There are also, now, a number of Chinese ceramic proppant manufacturers, Sichuan FultonTec Co. Ltd, for example, which may also be worth keeping an eye on.
As for that debt and equity investment recently made by KKR, that was the $680 million its special situations fund announced at the end of July was going to be pumped into Preferred Sands, one of North America's largest frac sands producers, to keep it in business.
While opportunities to invest directly in frac sands may be circumscribed by the dearth of publicly quoted companies out there, indirect investment opportunities in the frac sands "phenomenon" may not be so circumscribed.

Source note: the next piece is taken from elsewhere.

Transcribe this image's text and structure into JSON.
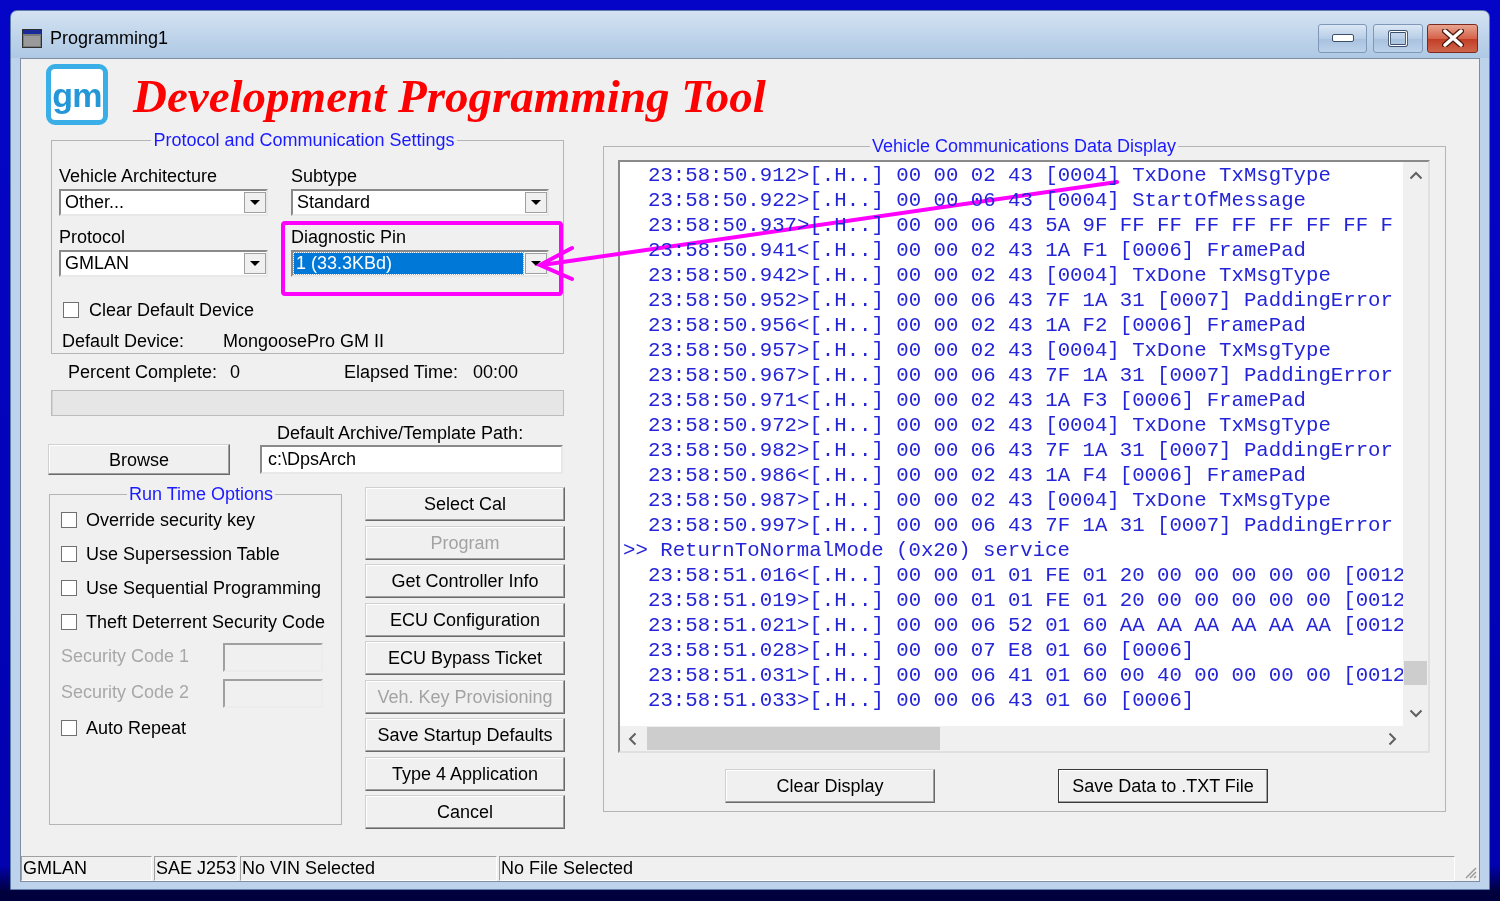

On a number of occasions, particularly in the press, frac sand has been equated in one way or another with gold, and current demand for it a "gold rush." If that's the case, there should be indirect opportunities in the services necessary to support it—as there have been in previous "gold rushes."

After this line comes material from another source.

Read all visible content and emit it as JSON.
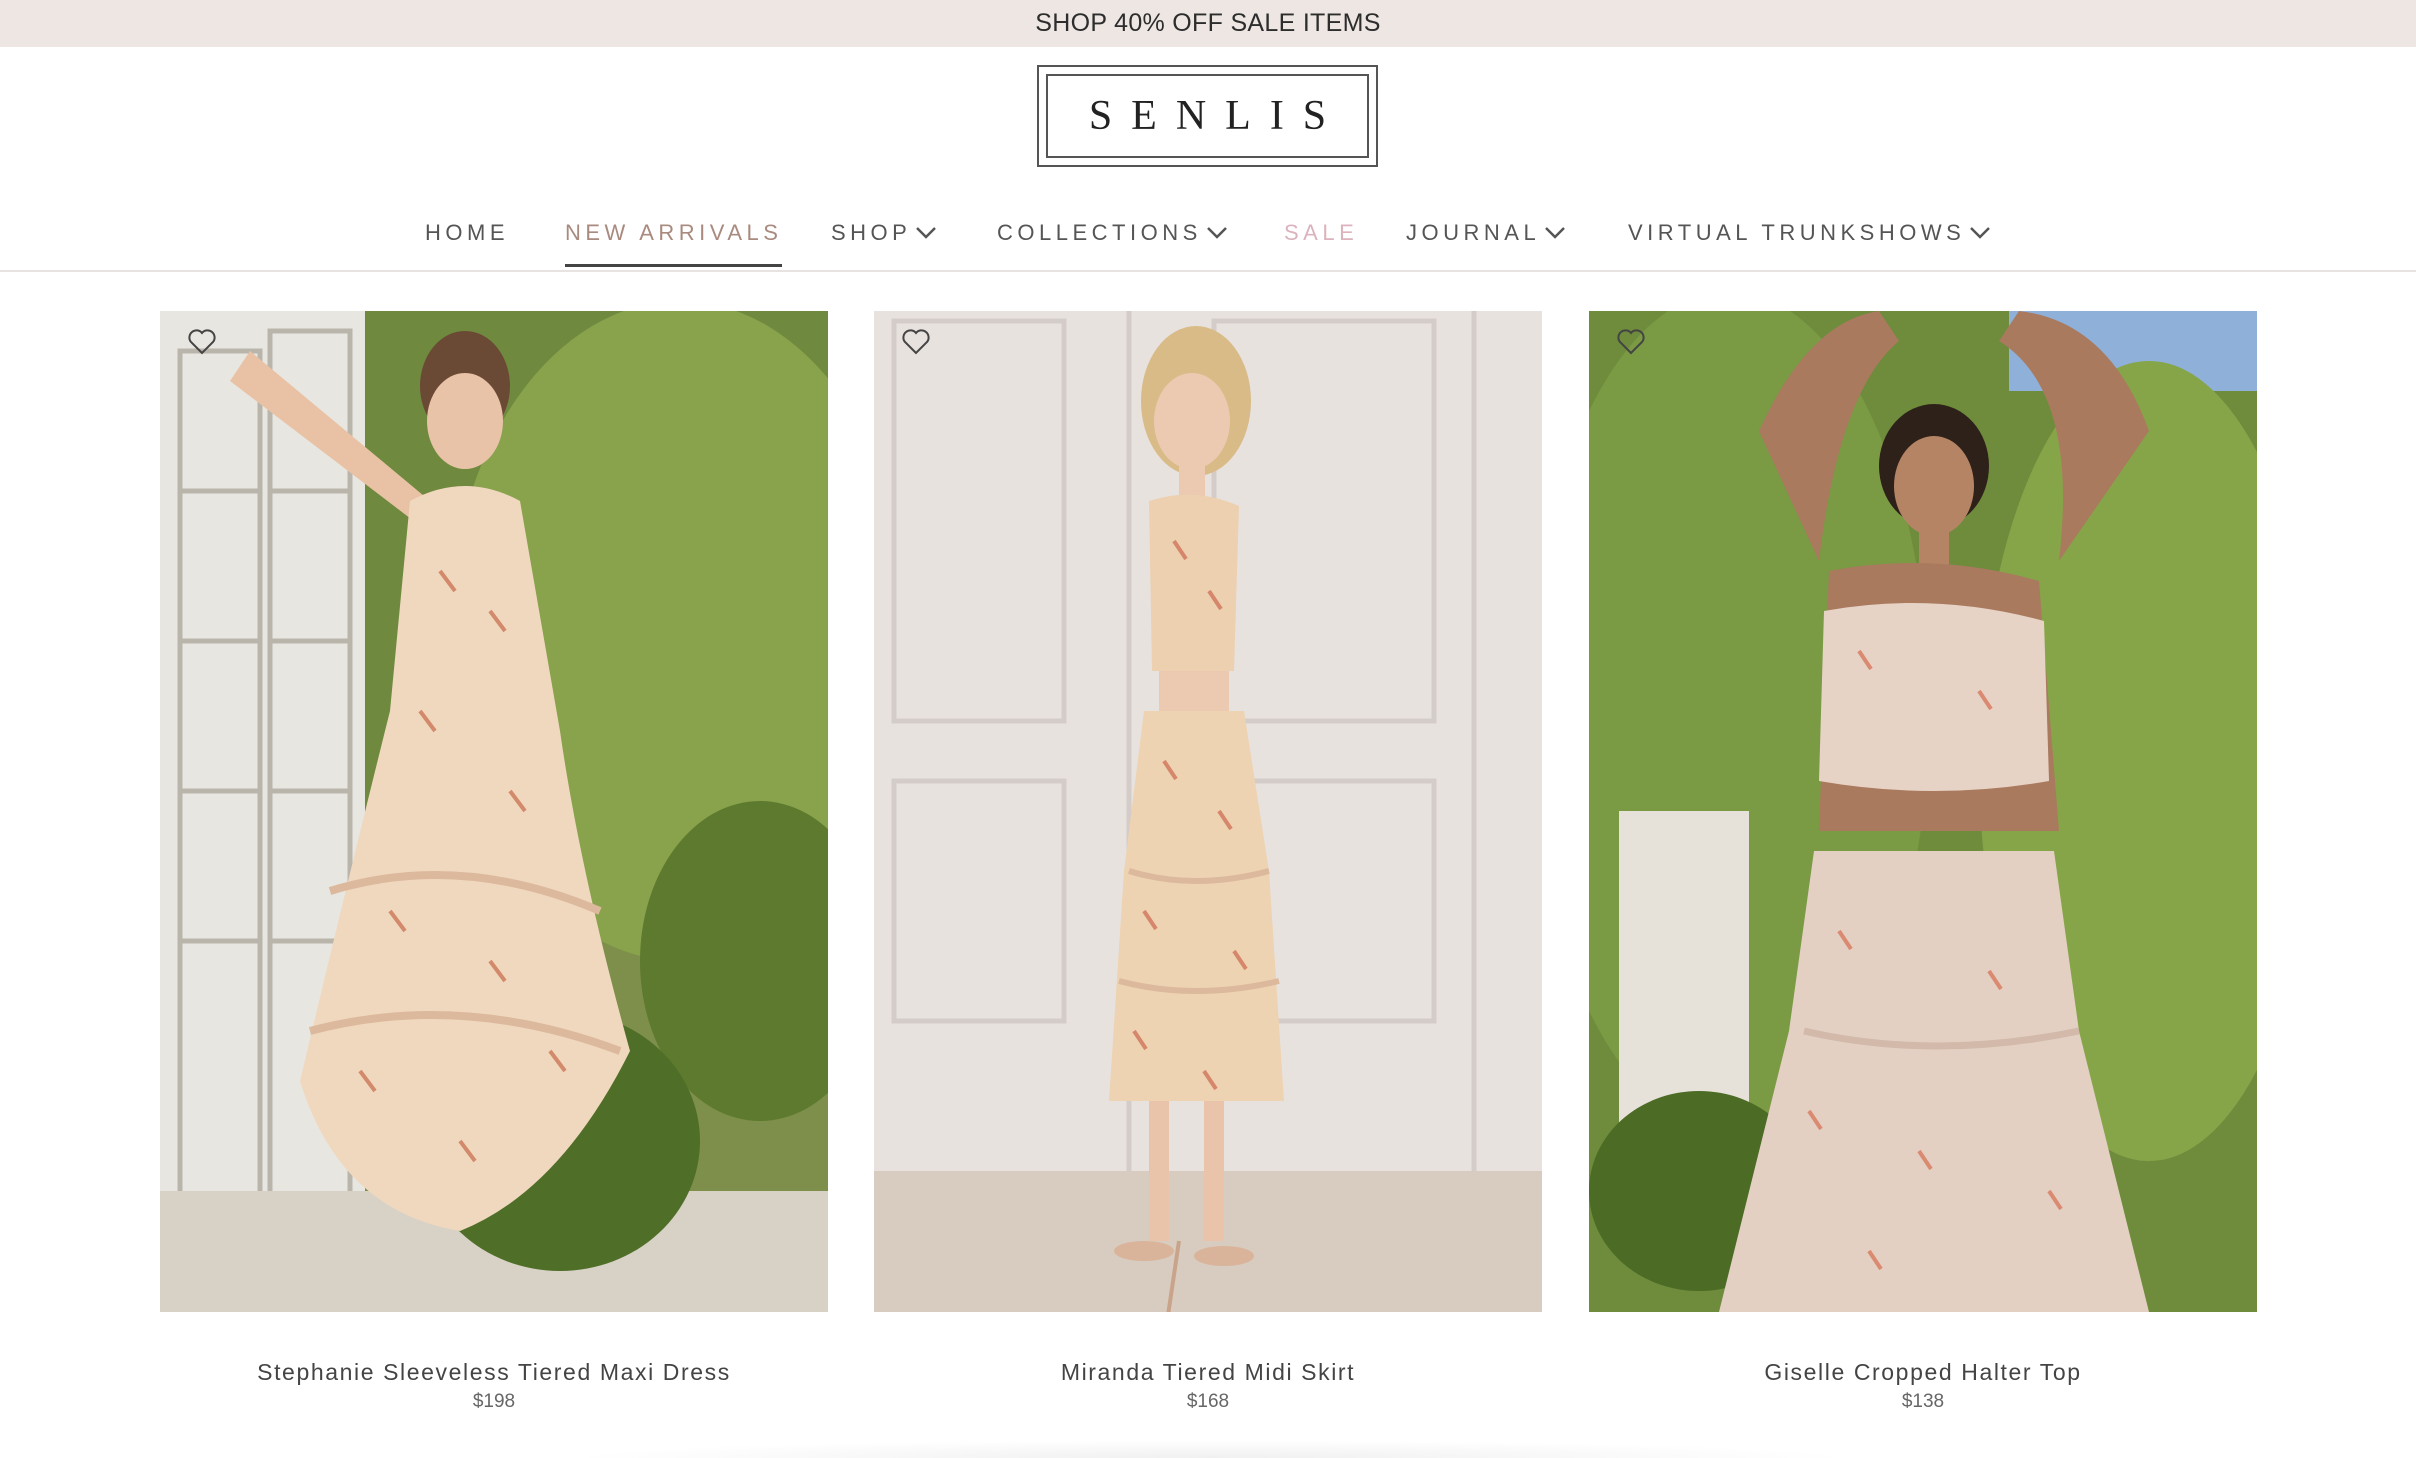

Two such services that may offer opportunities are:
Shipping & Logistics
Frac sand resources are often located at a distance from where they are actually needed, e.g., in New Mexico, North Dakota and Pennsylvania. However, oil drillers' preferences may also dictate obtaining frac sand from a particular region and of a particular type such as Wisconsin White, the grains of which are especially round—even if the source of the sand may be nowhere near where they are operating.

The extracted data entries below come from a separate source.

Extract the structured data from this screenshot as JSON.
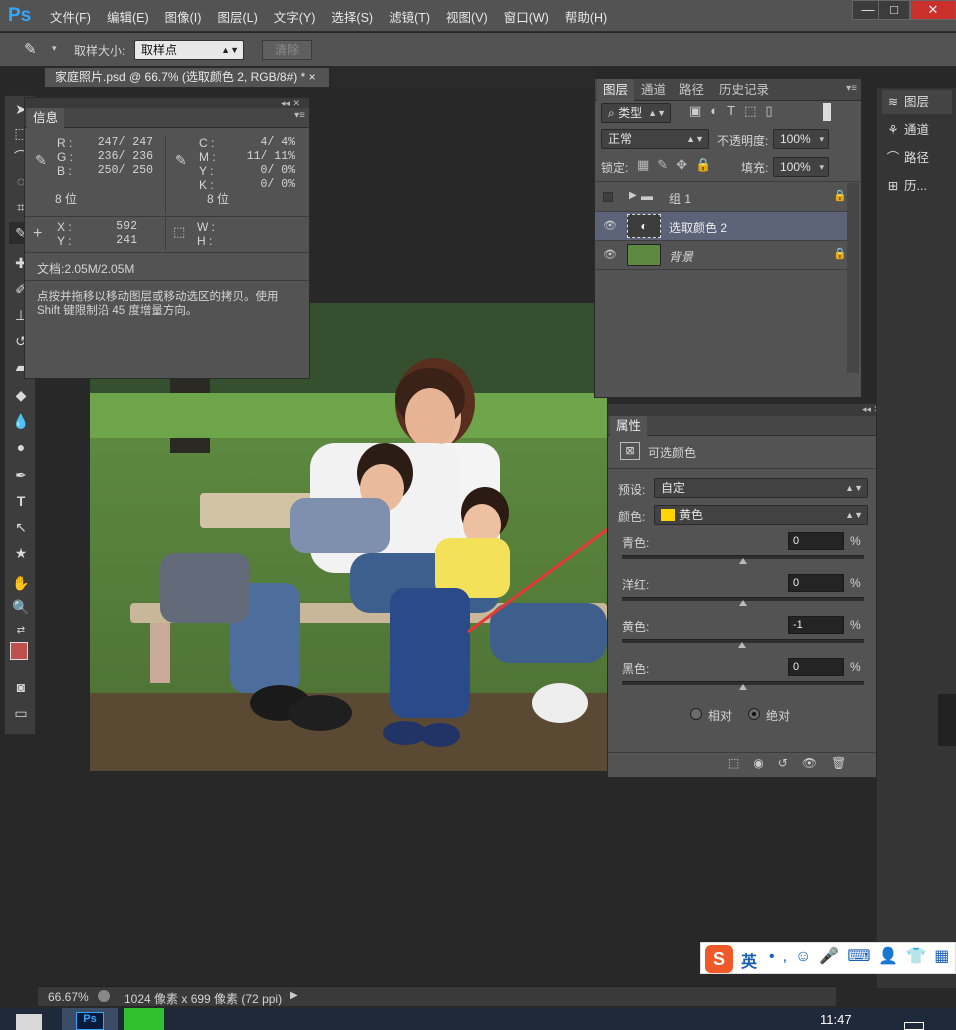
{
  "app": {
    "logo": "Ps"
  },
  "menu": [
    "文件(F)",
    "编辑(E)",
    "图像(I)",
    "图层(L)",
    "文字(Y)",
    "选择(S)",
    "滤镜(T)",
    "视图(V)",
    "窗口(W)",
    "帮助(H)"
  ],
  "window_controls": {
    "minimize": "—",
    "restore": "□",
    "close": "✕"
  },
  "options": {
    "sample_size_label": "取样大小:",
    "sample_size_value": "取样点",
    "clear_button": "清除"
  },
  "document_tab": {
    "title": "家庭照片.psd @ 66.7% (选取颜色 2, RGB/8#) *",
    "close": "×"
  },
  "info_panel": {
    "tab": "信息",
    "rgb": {
      "R": "247/ 247",
      "G": "236/ 236",
      "B": "250/ 250",
      "labels": [
        "R :",
        "G :",
        "B :"
      ]
    },
    "cmyk": {
      "labels": [
        "C :",
        "M :",
        "Y :",
        "K :"
      ],
      "C": "4/  4%",
      "M": "11/ 11%",
      "Y": "0/  0%",
      "K": "0/  0%"
    },
    "bits_left": "8 位",
    "bits_right": "8 位",
    "xy": {
      "labels": [
        "X :",
        "Y :"
      ],
      "X": "592",
      "Y": "241"
    },
    "wh": {
      "labels": [
        "W :",
        "H :"
      ]
    },
    "doc": "文档:2.05M/2.05M",
    "hint": "点按并拖移以移动图层或移动选区的拷贝。使用 Shift 键限制沿 45 度增量方向。"
  },
  "layers_panel": {
    "tabs": [
      "图层",
      "通道",
      "路径",
      "历史记录"
    ],
    "filter_kind": "类型",
    "blend_mode": "正常",
    "opacity_label": "不透明度:",
    "opacity": "100%",
    "lock_label": "锁定:",
    "fill_label": "填充:",
    "fill": "100%",
    "layers": [
      {
        "name": "组 1",
        "type": "group",
        "visible": false,
        "locked": true
      },
      {
        "name": "选取颜色 2",
        "type": "adjustment",
        "visible": true,
        "selected": true
      },
      {
        "name": "背景",
        "type": "image",
        "visible": true,
        "locked": true
      }
    ]
  },
  "properties_panel": {
    "tab": "属性",
    "title": "可选颜色",
    "preset_label": "预设:",
    "preset_value": "自定",
    "colors_label": "颜色:",
    "colors_value": "黄色",
    "colors_swatch": "#ffd400",
    "sliders": [
      {
        "label": "青色:",
        "value": "0",
        "unit": "%",
        "level": 0
      },
      {
        "label": "洋红:",
        "value": "0",
        "unit": "%",
        "level": 0
      },
      {
        "label": "黄色:",
        "value": "-1",
        "unit": "%",
        "level": -1
      },
      {
        "label": "黑色:",
        "value": "0",
        "unit": "%",
        "level": 0
      }
    ],
    "method_relative": "相对",
    "method_absolute": "绝对",
    "method_selected": "绝对"
  },
  "dock": [
    "图层",
    "通道",
    "路径",
    "历..."
  ],
  "status": {
    "zoom": "66.67%",
    "doc_info": "1024 像素 x 699 像素 (72 ppi)"
  },
  "ime": {
    "mode": "英"
  },
  "clock": "11:47",
  "colors": {
    "foreground": "#c0504d",
    "background": "#cc1111",
    "accent_arrow": "#e53935"
  }
}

However, the sand needs to get to the wells. And the railways in North America are getting it there. Whether Class 1 like BNSF, the Canadian National Railway Company, Union Pacific Railroad or the very much smaller Progressive Railroad, rail companies in the U.S. are shipping many—often thousands—of railcars of frac sand each year. The volume is rising and so, often, is their investment in the sand "boom" among other things in cars, new lines and infrastructure.
That said, though, those who ship by rail are starting to express concerns "that the U.S. rail network won't be able to handle rapidly rising traffic volumes, resulting in higher transportation costs and lost sales." Not least because "[g]rowth in frac sand and oil shipments connected with the domestic energy boom is further pressuring the network."
However, it's not only the freight customers of the railways who are concerned; those who like or need to travel by train are also feeling the effects of this increase in traffic.